A conciliação e a mediação são institutos parecidos, que no entanto não se confundem. No
entender de Alexandre Câmara, a conciliação "é o mecanismo de solução consensual indicado
para conflitos surgidos em casos nos quais não haja vínculos intersubjetivos entre os litigantes".
O conciliador tem o ofício de propor soluções possíveis para o litígio, sendo vedada a utilização
de qualquer constrangimento ou intimidação (art. 165, § 2º). Diferenciando-se do mediador, que
tão somente de auxiliar as partes a identificar, por si próprias, as possíveis soluções consensuais
para o litígio. As próprias partes constroem de forma cooperativa, uma decisão razoável,
satisfazendo a ambos os envolvidos, contando com a partição de um terceiro que irá intermediar e
facilitar o alcance de um consenso.

6. Exercício dos conciliadores


Há uma cartilha sobre os conciliadores com a finalidade de orientar os Auxiliares da Justiça na
solução dos conflitos em prol da pacificação social.

- Papel do conciliador?
É um terceiro imparcial que com técnicas autocompositivas, facilita o diálogo entre as partes,
estimulando o desenvolvimento das soluções aceitáveis pelas partes.

- Quem pode ser conciliador?


Bacharéis em qualquer curso superior reconhecido pelo MEC; Estudantes a partir do 4° semestre
com autorização expressa do Juiz; Ser certificado em curso de capacitação ministrado ou
reconhecido pelo Tribunal de Justiça do Distrito Federal e dos Territórios;

- Quem não pode ser conciliador/mediador?


Pessoas que exercem atividade político-partidária, aquelas que desempenham atividade de
advocacia perante o Juizado Especial em que pretendem atuar como conciliador, quem possui
processo em andamento no juízo onde pretende exercer a função, assim como quem traz
condenação criminal por decisão transitada em julgado.

- Como se tornar um conciliador/mediador?


O primeiro passo é procurar o juizado, Centro Judiciário de Solução de Conflitos – CEJUSC - ou
vara no fórum da circunscrição onde se pretende atuar. Os endereços dos juizados estão na página
do TJDFT ou na página do NUPEMEC. No juizado, o candidato preencherá ficha de cadastro e
levará diversos documentos.

Considerações finais

Compete ao conciliador manter a ordem no ambiente de conciliação, não admitindo desrespeito,


mas não pode este agir de forma arbitrária em nome do objetivo.
Havendo uma conciliação frutífera, será redigido o acordo com as partes. Nesse sentido, caso não
haja o cumprimento do estabelecido há a cláusula penal, que consiste em uma punição e não pode
ser imposta pelo conciliador. Sendo a conciliação infrutífera é encaminhado o processo para juiz
que prosseguirá com a instrução.
Referências:

A BÍBLIA SAGRADA. Traduzida por João Ferreira de Almeida. Revista e Atualizada no Brasil.
2 ed. Barueri - São Paulo: Sociedade Bíblica do Brasil, 1990.
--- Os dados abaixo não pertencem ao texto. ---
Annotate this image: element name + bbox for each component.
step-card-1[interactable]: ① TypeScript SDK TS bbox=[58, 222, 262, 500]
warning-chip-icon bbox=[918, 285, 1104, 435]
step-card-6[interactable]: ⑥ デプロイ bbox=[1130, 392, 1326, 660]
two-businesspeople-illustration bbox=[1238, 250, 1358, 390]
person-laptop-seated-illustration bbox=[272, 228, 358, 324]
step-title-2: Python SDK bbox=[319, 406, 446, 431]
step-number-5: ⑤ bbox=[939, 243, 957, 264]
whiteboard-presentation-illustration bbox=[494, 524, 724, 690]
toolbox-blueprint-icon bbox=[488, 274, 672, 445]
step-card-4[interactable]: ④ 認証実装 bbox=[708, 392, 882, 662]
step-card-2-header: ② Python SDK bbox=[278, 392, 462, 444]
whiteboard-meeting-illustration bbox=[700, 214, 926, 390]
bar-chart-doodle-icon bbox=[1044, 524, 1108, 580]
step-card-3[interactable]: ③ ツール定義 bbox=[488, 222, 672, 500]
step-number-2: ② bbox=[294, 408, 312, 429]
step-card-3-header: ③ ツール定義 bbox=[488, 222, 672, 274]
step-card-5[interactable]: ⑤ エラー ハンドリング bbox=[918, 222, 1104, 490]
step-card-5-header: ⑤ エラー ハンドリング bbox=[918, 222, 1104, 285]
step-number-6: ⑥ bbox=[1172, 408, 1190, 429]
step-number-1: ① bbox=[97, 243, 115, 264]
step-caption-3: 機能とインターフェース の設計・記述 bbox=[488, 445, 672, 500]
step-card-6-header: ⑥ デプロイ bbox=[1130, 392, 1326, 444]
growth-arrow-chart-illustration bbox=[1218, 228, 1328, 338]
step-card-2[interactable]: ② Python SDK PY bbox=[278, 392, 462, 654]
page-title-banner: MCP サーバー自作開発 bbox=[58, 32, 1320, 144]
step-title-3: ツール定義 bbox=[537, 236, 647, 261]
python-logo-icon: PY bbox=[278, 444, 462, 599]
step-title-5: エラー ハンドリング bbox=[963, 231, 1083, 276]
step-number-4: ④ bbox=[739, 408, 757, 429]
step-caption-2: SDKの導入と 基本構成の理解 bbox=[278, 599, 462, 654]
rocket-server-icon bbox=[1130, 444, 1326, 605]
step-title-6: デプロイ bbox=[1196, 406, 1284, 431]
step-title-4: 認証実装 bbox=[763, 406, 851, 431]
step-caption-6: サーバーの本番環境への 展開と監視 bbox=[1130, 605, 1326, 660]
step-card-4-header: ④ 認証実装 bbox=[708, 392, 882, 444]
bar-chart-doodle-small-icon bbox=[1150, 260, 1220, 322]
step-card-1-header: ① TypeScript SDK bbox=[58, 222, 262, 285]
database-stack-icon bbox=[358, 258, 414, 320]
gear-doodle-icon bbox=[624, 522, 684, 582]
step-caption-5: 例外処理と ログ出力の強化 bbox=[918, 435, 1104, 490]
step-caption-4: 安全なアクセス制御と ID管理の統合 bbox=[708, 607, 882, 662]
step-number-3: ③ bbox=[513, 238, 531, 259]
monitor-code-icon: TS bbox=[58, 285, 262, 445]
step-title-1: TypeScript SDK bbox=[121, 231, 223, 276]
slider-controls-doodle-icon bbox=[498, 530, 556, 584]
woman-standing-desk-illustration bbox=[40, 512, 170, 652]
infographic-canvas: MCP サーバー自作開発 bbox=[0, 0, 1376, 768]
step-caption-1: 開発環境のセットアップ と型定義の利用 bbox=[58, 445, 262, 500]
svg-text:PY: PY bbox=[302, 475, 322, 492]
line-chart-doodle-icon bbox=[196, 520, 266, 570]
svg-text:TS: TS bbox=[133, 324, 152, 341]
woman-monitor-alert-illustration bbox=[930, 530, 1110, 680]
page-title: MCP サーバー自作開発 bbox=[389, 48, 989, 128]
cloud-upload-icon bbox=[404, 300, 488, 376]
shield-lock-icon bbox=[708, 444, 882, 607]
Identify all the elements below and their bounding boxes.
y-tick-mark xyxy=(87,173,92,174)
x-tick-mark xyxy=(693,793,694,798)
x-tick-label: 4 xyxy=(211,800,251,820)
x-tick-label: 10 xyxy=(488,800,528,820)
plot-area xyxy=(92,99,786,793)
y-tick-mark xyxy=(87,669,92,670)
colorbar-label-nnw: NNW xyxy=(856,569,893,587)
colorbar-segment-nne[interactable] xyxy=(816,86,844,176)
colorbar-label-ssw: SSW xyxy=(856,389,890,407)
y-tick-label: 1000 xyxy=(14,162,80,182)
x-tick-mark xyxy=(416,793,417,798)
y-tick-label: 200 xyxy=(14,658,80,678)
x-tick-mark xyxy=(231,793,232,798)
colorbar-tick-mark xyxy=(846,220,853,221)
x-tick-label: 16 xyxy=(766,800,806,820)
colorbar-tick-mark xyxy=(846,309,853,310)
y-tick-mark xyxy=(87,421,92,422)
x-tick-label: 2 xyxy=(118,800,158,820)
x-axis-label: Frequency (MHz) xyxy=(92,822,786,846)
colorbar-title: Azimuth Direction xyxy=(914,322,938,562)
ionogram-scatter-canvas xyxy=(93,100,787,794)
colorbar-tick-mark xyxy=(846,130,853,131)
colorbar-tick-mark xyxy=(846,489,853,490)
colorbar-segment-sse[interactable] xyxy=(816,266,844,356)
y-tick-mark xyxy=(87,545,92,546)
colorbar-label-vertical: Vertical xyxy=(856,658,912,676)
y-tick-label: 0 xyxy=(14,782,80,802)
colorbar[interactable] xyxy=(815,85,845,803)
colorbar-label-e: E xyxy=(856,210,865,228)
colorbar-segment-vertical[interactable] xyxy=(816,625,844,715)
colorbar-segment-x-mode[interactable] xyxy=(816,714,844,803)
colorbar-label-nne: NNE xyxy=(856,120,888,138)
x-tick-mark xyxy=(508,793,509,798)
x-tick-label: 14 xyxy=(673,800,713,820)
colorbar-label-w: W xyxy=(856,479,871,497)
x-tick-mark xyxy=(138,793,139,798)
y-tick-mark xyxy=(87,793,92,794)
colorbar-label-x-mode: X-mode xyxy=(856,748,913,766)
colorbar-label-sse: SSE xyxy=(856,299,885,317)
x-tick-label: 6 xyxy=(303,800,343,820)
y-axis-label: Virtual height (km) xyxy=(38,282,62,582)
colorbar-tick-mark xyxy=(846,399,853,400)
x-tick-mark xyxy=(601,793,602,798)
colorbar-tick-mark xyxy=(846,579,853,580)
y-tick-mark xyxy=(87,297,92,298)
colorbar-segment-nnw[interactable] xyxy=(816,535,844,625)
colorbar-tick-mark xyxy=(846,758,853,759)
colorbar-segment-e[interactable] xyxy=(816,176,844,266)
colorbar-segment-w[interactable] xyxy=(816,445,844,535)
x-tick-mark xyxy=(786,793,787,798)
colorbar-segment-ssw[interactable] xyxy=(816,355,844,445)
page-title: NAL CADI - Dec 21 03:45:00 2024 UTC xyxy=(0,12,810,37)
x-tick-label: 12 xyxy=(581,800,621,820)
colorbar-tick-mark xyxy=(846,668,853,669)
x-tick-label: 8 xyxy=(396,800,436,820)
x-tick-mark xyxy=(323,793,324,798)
BRASIL, Constituição (1988). Constituição da República Federativa do Brasil. Brasília, DF:


Senado Federal: Centro Gráfico, 1988.

CÂMARA, Alexandre. O novo processo civil brasileiro. - 3. ed. - São Pauulo: Atlas, 2017.

CABRAL, Trícia Navarro Xavier. A Evolução da Conciliação e da Mediação no Brasil. Revista


FONAMEC, Rio de Janeiro, V.1, 2017.

Códido de Processo Civil : Lei nº 13. 105/2015. Publicador: Brasília: Senado Federal, Secretária
de Editoração e Publicações, 2015.

NETO, Pasquale Cipro. Dicionário de Língua Portuguesa Comentado Pelo Professor Pasquale.
São Paulo: Folha de S. Paulo, 2009.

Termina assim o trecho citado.